Non, Madame, vous ne trouverez pas de livre d’Arkoun ! A-t-on idée de laisser traîner des livres où l’on lit que « les moyens par lesquels les régimes se sont mis en place n'ont, nulle part, été démocratiques» ? Comment voulez-vous entretenir des rapports autres qu’exécrables avec un personnage qui vous ramène à votre véritable condition ? Pas de place dans l’île pour les esprits bassement lucides ! On peut vous proposer à la place, les œuvres complètes de Cheikh Tantaoui, celles d’Al-Quaradaoui, la compilation des cassettes d’Abdelhamid Kashk, Madrasat Muhammad, ou les DVD d'Amr Khaled, enfin tous ceux qui interprètent le Coran comme on voudrait qu'il le soit, qui enseignent la vie de Mohamed, la jurisprudence et la théologie de façon convenable, sans désenvoûter le bon peuple ! Voilà onze ans, madame, que le gouverneur utilise la religion pour apparaître Messie aux yeux de la populace, et il n'est pas question de tout laisser ruiner par un islamologue prétentieux !

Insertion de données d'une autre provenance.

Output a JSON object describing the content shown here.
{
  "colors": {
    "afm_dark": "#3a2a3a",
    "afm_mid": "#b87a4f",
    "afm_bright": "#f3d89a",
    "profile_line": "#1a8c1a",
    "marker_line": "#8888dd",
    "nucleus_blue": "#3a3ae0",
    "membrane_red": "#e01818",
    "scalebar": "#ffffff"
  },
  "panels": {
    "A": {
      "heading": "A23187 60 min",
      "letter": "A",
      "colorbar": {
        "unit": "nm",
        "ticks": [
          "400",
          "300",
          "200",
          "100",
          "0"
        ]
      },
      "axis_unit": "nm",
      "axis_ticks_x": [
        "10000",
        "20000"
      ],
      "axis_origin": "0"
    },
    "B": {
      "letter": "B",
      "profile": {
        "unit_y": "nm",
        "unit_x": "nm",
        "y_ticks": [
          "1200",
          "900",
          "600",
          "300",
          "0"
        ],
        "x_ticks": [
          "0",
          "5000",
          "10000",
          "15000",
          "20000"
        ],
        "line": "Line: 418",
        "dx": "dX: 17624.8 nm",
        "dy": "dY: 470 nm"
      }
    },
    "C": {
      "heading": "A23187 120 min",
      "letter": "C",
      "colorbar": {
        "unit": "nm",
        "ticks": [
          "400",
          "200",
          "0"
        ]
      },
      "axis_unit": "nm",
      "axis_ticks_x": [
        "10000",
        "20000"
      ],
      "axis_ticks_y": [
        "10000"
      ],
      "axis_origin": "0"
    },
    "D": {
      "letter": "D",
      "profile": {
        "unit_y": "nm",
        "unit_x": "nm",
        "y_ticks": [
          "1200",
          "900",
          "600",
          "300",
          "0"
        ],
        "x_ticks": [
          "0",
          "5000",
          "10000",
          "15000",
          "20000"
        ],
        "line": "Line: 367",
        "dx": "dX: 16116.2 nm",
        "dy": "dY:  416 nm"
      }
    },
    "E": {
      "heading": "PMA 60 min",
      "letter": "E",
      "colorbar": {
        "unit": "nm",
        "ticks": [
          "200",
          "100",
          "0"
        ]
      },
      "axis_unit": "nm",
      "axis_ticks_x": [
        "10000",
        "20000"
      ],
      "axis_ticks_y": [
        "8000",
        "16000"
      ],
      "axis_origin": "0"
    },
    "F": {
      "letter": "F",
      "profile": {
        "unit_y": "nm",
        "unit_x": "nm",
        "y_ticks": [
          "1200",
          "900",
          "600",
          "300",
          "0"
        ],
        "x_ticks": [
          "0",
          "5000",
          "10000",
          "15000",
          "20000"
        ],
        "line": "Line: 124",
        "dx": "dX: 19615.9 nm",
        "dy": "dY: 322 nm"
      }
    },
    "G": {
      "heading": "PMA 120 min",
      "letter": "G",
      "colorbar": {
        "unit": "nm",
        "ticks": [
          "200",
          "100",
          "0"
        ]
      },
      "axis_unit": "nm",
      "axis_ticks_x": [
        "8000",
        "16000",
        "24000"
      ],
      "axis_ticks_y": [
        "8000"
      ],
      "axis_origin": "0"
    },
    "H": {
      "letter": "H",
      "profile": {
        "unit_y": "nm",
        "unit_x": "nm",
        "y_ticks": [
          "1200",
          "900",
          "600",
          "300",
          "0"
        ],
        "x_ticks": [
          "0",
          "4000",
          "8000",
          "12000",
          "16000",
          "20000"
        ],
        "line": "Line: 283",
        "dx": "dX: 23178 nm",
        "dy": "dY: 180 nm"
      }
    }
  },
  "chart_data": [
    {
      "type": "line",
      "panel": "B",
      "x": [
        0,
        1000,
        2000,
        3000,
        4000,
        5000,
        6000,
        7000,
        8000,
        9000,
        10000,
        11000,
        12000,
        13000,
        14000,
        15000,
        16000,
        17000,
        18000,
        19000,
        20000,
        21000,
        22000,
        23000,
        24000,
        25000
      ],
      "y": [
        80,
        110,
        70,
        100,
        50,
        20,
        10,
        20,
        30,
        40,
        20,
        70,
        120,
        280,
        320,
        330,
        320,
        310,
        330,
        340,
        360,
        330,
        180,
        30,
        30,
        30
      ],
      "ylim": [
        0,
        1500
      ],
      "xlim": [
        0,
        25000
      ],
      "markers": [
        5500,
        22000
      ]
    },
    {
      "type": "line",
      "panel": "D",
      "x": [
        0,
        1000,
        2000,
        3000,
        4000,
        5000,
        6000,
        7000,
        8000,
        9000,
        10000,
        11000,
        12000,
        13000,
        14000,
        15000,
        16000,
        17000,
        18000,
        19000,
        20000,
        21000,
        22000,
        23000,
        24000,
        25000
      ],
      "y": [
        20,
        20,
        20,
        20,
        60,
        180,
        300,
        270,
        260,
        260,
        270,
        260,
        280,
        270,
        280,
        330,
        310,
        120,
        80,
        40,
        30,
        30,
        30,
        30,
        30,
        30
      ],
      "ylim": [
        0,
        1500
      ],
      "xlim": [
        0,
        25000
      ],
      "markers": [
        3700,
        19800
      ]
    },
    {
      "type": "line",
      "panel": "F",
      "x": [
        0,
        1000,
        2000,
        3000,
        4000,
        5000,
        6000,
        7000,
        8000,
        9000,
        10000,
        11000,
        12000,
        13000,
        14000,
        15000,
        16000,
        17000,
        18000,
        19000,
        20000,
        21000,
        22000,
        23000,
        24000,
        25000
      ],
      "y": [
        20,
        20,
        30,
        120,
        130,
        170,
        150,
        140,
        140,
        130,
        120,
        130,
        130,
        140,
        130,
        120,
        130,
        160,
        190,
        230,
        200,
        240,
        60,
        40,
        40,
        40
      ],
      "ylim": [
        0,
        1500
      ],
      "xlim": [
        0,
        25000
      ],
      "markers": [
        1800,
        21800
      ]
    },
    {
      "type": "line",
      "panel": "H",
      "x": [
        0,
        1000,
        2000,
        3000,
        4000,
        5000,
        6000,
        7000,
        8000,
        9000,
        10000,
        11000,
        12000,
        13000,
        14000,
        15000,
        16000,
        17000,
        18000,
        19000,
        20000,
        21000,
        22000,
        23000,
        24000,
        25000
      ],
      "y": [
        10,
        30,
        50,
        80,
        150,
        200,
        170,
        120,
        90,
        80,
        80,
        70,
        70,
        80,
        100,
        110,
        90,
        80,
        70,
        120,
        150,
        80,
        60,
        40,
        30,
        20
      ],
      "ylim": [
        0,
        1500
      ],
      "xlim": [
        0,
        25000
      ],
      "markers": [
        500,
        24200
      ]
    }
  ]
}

Pour tout vous dire, l’’idée de se servir de la religion et de passer pour un prophète indiscutable afin de se faire obéir dans l’île de Barattaria, avait été soufflée à Sancho Pança par le chevalier Don Quichotte. « La première difficulté que tu vas rencontrer sera de faire accepter tes lois. Il ne serait pas mal que tu puisses persuader aux Baratariens que tu es en commerce secret avec quelque déesse. Ton code ne serait pas seulement un code, il serait une religion ; violer la loi serait commettre un sacrilège, et encourir non seulement des châtiments humains, mais encore le courroux des dieux. C’est de cette manière que tu donneras de la stabilité à ta ville, et que tu forceras les citoyens à porter docilement le joug de la félicité publique. » Et Sancho avait suivi les recommandations du chevalier qui avait précisé qu’une telle imposture il est vrai, odieuse chez tout autre, est très permise à un législateur et que tous s’en sont servis, depuis Lycurgue jusqu’au dernier Messie. « De nos jours encore, si tu lis les écrits des publicistes qui aspirent à refaire la société, tu y remarqueras un ton de mysticisme qui prouve qu’ils ne seraient pas fâchés de passer pour des inspirés et des prophètes. Ceux qui ont recours à ces supercheries sont plus qu’excusables, ils sont méritoires puisqu’ils honorent les dieux de leur propre sagesse. »Depuis, dans l’île de Barrataria, le gouverneur dispose de la religion pour apparaître héraut sacré, commissionnaire de Dieu investi d’une mission de défenseur de la majorité musulmane, son porte-voix, son prophète en somme, un prophète à qui on doit obéissance et allégeance sous peine d'hérésie, . Il initia, à ce titre, une lutte soudaine contre l’évangélisation qui lui permit d’accentuer les rivalités interconfessionnelles, annonça le projet d’une Grande mosquée au plus haut minaret du monde, généralisa l’enseignement islamique dans les lycées, impulsa la chasse aux hérétiques, traqua chrétiens et non-jeûneurs durant le ramadhan, organisa des concours de meilleurs récitants du Coran…Et tout semble réussir ! Que faire alors des livres de cet Arkoun qui prône le « rapprochement religieux » et préconise la transformation « des systèmes de pensée religieuse anciens et des idéologies de combat qui les confortent, les réactivent et les relaient » quand l’île n’a besoin que de cheikhs qui attisent la haine entre les confessions ?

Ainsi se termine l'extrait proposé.